Ownership and Virtue
June 14, 2009 Posted by Aaron Snell
My family and I have been on vacation this week doing the cross-country road trip thing. My two boys, ages 3 and 5, are really great travelers, which makes these trips surprisingly fun. One of the things that a trip like this does, however, is bring out the occasional sibling tensions. We try to el
iminate some of this by structure - for instance, though we have a DVD player in our van, we use a system to regulate its use that utilizes beans. The boys each earn beans for good behavior, and when one of them reaches ten beans he may choose a movie, thus providing motivation to behave well, spacing out movie-watching so we’re not doing that all the time, and avoiding squabbles over whose turn it is to pick a movie and what that movie will be.
Some sibling squabbles, however, just can’t be avoided, and many of them revolve around personal possessions. The refrain of, “Dad, he took my _______” is pretty common, and I often (both at home and more noticeably on these trips) have to reinforce the concept of personal property. Usually this involves my younger son wanting to play with a toy that belongs to my older son, my older son saying no, my younger son crying because he wants it, and my wife and I affirming that my older son has the right to let or not let his brother play with his things.
Though of course we encourage our kids to share, and praise them when they do, I occasionally have felt unsettled about our approach to this whole thing and have wondered if we are in fact reinforcing a healthy and holy attitude towards material possessions in our children. It was after just such an exchange, as the empty desert miles were rolling under our tires, that I began to reflect on the whole issue, and came to a realization.

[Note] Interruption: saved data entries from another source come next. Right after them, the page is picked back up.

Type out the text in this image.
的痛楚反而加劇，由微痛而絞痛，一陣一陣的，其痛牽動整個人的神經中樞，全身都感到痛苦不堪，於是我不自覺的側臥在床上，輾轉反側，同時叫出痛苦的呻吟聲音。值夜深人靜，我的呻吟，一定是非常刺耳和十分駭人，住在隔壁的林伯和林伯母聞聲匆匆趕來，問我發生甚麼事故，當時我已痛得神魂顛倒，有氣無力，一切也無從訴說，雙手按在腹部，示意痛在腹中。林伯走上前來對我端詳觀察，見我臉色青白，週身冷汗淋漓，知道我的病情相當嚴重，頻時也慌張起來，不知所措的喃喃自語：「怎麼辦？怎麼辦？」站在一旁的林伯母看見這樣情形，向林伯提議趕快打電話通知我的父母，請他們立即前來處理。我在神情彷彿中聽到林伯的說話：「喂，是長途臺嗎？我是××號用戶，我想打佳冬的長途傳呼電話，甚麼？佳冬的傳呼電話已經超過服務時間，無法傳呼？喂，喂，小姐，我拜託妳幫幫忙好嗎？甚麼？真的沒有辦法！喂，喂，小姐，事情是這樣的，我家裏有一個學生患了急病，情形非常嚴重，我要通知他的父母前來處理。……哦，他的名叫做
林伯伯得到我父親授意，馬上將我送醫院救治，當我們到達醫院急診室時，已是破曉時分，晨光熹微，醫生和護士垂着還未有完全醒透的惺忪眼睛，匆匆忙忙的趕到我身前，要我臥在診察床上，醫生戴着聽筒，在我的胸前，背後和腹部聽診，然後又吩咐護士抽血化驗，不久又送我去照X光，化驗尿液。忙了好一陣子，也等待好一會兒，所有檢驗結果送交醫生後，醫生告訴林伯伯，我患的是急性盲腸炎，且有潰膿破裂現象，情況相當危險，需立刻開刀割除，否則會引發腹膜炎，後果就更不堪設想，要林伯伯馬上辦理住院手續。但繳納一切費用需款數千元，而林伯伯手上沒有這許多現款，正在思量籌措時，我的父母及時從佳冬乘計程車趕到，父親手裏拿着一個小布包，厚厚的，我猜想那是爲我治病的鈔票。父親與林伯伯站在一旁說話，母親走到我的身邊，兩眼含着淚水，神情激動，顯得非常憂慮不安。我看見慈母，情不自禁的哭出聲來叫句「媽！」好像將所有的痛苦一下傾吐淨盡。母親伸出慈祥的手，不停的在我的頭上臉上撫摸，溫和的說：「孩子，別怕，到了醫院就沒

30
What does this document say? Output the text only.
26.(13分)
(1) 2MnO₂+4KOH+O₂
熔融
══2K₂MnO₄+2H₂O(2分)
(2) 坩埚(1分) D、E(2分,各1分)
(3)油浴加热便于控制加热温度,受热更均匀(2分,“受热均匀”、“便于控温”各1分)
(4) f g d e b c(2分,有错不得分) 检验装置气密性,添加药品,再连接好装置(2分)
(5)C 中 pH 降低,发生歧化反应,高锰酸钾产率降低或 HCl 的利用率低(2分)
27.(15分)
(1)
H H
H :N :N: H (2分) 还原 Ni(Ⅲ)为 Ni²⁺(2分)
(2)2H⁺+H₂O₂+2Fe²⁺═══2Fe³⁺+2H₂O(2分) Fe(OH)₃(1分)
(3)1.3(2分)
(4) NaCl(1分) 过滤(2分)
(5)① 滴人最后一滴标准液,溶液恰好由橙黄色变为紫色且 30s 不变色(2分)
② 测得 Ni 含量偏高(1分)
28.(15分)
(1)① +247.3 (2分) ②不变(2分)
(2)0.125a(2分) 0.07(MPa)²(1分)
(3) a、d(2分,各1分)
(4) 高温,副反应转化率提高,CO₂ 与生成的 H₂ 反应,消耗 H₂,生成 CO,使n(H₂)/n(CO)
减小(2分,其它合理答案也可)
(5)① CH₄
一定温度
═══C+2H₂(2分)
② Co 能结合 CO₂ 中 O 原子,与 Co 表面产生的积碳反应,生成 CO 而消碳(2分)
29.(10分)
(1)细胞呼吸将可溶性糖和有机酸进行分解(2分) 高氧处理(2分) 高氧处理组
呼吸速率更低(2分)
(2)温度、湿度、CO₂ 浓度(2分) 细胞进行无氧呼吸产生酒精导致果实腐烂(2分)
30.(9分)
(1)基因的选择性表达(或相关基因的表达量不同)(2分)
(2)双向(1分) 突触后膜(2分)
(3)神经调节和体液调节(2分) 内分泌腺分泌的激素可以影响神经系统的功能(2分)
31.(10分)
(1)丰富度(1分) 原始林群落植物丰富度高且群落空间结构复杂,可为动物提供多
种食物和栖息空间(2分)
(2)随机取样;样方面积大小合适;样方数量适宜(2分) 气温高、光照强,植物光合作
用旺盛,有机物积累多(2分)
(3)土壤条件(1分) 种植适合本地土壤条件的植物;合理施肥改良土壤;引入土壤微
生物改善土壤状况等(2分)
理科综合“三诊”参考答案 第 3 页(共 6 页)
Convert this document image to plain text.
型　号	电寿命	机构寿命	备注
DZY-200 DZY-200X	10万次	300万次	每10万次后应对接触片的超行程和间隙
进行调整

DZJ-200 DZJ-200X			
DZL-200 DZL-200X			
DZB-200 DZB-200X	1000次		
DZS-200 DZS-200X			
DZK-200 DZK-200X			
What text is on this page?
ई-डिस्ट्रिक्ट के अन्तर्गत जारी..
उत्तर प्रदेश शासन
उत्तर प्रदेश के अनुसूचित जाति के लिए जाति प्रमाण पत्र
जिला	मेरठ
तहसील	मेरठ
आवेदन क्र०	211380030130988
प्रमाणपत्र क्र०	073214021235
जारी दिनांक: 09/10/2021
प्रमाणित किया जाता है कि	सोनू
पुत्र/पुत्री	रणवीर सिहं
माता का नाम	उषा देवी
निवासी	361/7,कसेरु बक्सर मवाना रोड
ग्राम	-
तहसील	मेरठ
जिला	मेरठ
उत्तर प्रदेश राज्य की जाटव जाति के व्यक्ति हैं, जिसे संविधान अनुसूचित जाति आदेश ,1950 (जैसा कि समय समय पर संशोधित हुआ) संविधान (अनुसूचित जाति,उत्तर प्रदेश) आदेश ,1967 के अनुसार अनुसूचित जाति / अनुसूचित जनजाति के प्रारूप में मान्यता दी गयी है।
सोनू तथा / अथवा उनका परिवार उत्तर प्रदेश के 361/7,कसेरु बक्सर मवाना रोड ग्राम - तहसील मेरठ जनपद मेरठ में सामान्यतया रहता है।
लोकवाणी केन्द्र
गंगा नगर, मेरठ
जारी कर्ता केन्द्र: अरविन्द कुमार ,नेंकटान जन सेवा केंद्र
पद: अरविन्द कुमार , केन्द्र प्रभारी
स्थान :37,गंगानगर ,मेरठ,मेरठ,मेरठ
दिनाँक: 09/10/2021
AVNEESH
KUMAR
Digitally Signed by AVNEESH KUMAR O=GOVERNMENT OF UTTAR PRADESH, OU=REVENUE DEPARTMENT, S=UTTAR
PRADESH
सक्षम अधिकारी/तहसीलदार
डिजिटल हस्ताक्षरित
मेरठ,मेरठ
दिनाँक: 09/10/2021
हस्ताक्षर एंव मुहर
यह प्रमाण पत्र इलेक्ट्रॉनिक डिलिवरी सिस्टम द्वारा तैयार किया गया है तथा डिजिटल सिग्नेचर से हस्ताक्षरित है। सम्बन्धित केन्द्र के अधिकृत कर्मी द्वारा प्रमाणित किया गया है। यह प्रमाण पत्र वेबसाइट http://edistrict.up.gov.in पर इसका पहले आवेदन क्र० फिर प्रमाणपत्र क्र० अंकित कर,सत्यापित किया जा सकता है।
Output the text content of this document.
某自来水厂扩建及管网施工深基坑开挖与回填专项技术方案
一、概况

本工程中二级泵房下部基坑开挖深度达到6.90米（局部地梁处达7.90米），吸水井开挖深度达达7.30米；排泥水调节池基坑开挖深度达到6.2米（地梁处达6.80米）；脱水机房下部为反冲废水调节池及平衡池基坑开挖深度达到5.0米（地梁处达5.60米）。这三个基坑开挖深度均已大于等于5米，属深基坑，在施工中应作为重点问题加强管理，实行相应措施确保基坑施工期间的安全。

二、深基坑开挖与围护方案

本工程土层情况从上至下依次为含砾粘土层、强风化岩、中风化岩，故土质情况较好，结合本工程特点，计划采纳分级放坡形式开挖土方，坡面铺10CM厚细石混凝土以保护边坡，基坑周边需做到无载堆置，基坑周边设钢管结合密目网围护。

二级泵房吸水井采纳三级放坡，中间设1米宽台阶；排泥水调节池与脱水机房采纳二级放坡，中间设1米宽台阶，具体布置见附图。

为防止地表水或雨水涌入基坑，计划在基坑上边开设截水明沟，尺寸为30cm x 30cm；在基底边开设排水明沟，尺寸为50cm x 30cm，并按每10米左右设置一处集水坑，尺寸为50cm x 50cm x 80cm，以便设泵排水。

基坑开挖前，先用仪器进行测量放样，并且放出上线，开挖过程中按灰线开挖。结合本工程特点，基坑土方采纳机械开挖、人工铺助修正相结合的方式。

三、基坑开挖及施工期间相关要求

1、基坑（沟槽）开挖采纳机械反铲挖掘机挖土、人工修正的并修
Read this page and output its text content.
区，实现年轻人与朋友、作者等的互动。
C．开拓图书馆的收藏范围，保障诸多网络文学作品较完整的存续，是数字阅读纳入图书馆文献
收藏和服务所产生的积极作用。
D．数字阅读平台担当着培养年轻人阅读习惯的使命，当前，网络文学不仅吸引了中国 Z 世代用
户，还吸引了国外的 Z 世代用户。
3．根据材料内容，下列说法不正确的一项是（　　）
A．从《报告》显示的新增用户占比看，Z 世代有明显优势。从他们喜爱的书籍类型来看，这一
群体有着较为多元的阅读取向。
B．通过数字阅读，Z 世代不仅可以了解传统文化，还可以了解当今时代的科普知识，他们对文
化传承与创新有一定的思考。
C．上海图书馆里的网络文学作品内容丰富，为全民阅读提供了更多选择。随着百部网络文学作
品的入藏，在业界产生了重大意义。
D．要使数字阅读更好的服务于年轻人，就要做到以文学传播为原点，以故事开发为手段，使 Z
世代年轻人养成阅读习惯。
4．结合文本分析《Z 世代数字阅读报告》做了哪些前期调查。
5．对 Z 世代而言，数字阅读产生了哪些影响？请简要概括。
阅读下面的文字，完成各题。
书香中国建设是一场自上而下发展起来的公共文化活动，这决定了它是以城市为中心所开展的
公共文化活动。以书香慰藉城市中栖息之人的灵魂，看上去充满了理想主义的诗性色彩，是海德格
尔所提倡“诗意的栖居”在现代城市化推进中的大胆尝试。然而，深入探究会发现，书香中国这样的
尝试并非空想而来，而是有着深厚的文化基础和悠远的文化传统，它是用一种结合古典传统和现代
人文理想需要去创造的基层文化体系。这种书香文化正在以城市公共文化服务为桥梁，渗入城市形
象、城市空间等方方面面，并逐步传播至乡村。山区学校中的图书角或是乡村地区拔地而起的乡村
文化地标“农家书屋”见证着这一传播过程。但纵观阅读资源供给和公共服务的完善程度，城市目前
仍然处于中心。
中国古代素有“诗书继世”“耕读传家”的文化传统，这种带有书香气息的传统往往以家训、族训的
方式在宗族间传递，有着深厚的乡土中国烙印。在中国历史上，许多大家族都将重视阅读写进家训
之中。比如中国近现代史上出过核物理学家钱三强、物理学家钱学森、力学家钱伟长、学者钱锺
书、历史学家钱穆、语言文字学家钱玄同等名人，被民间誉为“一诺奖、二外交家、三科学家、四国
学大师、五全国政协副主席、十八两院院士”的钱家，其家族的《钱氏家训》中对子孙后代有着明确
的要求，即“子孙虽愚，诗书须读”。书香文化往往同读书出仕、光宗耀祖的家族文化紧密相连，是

It is neither unhealthy nor ungodly to teach your children to respect the personal property of others, or to be aware of their right to their own. And here’s why: a firm understanding of the concept of ownership is a necessary precondition for one to possess the virtue of generosity. It is the only context in which being generous has any real meaning. One cannot give or share what one does not first possess, at least not in any virtuous sense, for the giving assumes that the giver is making a personal sacrifice in order to share what they possess with another. I would not be cultivating the virtue of a generous heart in my children if I told them that particular things didn’t really belong to anybody, or if they didn’t need to respect another’s ownership. It is necessary that they have these concepts in order for them to become the generous people we hope they will be, and hence instilling these values in my children is a moral thing for me to do as a parent. Moreover, our society functions upon these values, and to not instill them would cripple my children’s ability to interact positively with the people around them. I have known children who were not taught the boundaries between their possessions and others’, and the result is socially disastrous.
This has implications for our understanding of the basis for virtue in a society (like ours) that respects the individual’s right to personal property. This is not a selfish liability in capitalism, as it is sometimes portrayed, but rather the grounds upon which one can build the virtue of generosity. It may seem counterintuitive on its face, but an emphasis on ownership must be the foundation upon which a society that values generosity is built. It calls in to question claims to virtue and moral high ground of the redistributive tendency of the left.
Some would say that the concept of individual property rights is a Western, modernist Enlightenment idea, but this is a mistake. It is quite Scriptural, and can be clearly seen in Acts 5 in the account of Ananias and Sapphira. It was not a failure to give the whole amount earned from the sale of their property that brought God’s wrath upon them, but the fact that they secretly kept some back and lied about it:
1But a man named Ananias, with his wife Sapphira, sold a piece of property, 2and kept back some of the price for himself, with his wife’s full knowledge, and bringing a portion of it, he laid it at the apostles’ feet. 3But Peter said, “Ananias, why has Satan filled your heart to lie to the Holy Spirit and to keep back some of the price of the land? 4While it remained unsold, did it not remain your own? And after it was sold, was it not under your control? Why is it that you have conceived this deed in your heart? You have not lied to men but to God.” 5And as he heard these words, Ananias fell down and breathed his last; and great fear came over all who heard of it. [emphasis added]
If they had been forthright about it, they would have been free to give as much or as little as they wanted without retribution, and this is based on the recognition that their property was in a meaningful sense their own.
So as a Christian father who is trying to cultivate generosity in my children (and if you can learn to be generous with your sibling, you can be generous with anyone), I must reinforce the notion that an individual’s ownership of property is in a certain sense sacrosanct and inviolable, teaching them on the one hand that an owner’s right over his property is to be respected, and on the other hand that it is pleasing to God and virtuous to give what is ours to others. It is not wrong for me, or for our society, to value this.